Itachi watched indifferently as her skin was charred. As the flesh beneath it shattered in scabs and crumbled in shreds, as her mouth had fallen in a suffocation cry, as her eyes furiously protruded.
Whatever did anyone say, but in the face of death, people were all the same. The fear equated everyone, no matter how desperately they denied it.
“Please!.. Have mercy…”
The Amaterasu fire could not be quenched. If she knew it, her death agony must have been twice as terrible.
The fire spread to the hair, covered the face, neck, shoulders. The body faded under it along with its clothes, revealing an unsightly view of bones blackened by soot, tendons dried up in flames, and ruptured joints. Its crackling was drowned out by a helpless raucous wail, jinchuuriki suffocated in the smoke, and her figure was not to distinguish at all behind the dense wall of fire.
“Now you know which death awaits you if you try to frighten me with what you did to Sasuke.”
Itachi turned his head. Jinchuuriki, suspended by her wrists on the wall, stared blankly at the place where, in the illusion, her charred corpse fell apart into pieces, swallowed by black fire. There was an animal terror in her eyes, and the narrow pupils shivered on the whites, splotched with blood vessels.
The light of the scarlet moon went out, the sparks, like the ashes remains scattered in the air, and the conflagration place, over which a terrible flame had just raged, gradually vanished, leaving only a terrible echo in consciousness.
The colors returned, the illusion disappeared, and they both found themselves again in a cramped cave with a low vault.
Itachi looked at the fire. It had burnt out completely.
Of course, he made sure that the death scene was firmly imprinted in her memory.
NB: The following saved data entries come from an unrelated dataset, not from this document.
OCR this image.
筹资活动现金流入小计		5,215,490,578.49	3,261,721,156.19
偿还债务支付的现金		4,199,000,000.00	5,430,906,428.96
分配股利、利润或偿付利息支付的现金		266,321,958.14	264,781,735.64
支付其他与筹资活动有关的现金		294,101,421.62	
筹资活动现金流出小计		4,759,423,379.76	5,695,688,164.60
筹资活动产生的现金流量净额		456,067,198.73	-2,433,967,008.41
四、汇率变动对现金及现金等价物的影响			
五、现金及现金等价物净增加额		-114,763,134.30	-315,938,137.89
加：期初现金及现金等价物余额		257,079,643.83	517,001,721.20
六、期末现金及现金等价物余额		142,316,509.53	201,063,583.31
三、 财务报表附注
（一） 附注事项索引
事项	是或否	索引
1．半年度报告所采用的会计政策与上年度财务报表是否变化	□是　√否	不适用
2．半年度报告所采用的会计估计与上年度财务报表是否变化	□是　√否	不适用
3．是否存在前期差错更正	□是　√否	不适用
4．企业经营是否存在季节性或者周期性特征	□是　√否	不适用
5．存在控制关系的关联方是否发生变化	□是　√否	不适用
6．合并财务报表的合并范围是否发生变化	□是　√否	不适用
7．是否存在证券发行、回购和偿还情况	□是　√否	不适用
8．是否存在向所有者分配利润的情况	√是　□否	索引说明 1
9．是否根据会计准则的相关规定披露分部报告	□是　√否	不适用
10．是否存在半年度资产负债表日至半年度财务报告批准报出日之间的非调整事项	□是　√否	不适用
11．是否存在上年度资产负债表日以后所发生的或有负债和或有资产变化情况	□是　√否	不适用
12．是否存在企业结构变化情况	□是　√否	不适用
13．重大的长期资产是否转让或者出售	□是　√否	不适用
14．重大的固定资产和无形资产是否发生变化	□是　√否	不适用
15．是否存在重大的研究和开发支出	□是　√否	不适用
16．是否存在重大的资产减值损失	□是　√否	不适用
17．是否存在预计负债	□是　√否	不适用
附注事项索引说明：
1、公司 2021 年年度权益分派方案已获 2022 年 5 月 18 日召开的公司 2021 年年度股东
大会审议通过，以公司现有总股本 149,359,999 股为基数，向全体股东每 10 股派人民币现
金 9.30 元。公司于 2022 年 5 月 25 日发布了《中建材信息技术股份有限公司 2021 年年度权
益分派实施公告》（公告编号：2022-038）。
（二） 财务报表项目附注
He did not need an unexpected betrayal at the most important moment. Jinchuuriki glanced straight ahead for a long, lost moment. Covered in blood, exhausted both mentally and physically, she was already at the limit of her power and looked so pathetic that she could hardly be mistaken for the skillful kunoichi.
Her clothes, cut and tattered, hung on her in rags, almost hardened due to a blood scab. Instead of a human body, scraps of meat were visible under them, and only dark holes on the place of eyes were visible on a bleeding face through her pinkish disheveled hair.
“I... I'm already by a cat's whisker from death,” jinchuuriki croaked when the horrifying images of her own death faded slightly before her eyes. “Even if you don't kill me, without your help, I... will die of my wounds sooner or later.”
However, even now Itachi couldn't believe her. She survived the fight with Hidan and Kakuzu, then Tsukuyomi, she was restrained by chakra suppressing handcuffs, but she still had the ability to speak. The power of jinchuuriki was truly limitless.
He himself used genjutsu for a minute at most, but he spent a good three quarters of the total amount of internal energy on it. If he had no opportunity to recover, its temporary reserves would cover only a couple of times by a clever chakra distribution.
Well, he would be extremely careful. He would keep a very close eye on the jinchuuriki. He had already come this far, but for Sasuke's sake…
He would make it so that she shall become his last test.
He would go even further.
A kunai whistled through the air. There was a short clang, sparks flashed, and jinchuuriki fell heavily on the stone floor of the cave. Her wrists were still cuffed, but now, only short stumps of chain links stretched from them.
Itachi hid the kunai into his bosom and lifted his straw hat.
“There's only one key, and I'll give it to you when I know more.”
Jinchuuriki measured him with a look of powerless indignation, but did not say anything. With a visible effort, she rolled onto her knees and hugged her stomach. Her appearance and state clearly left nothing to be desired, but it was the last thing Itachi cared about right now.
“Try to stay out of the way,” he called over his shoulder, heading for the exit to the cave corridor. “We'll only have a few minutes.”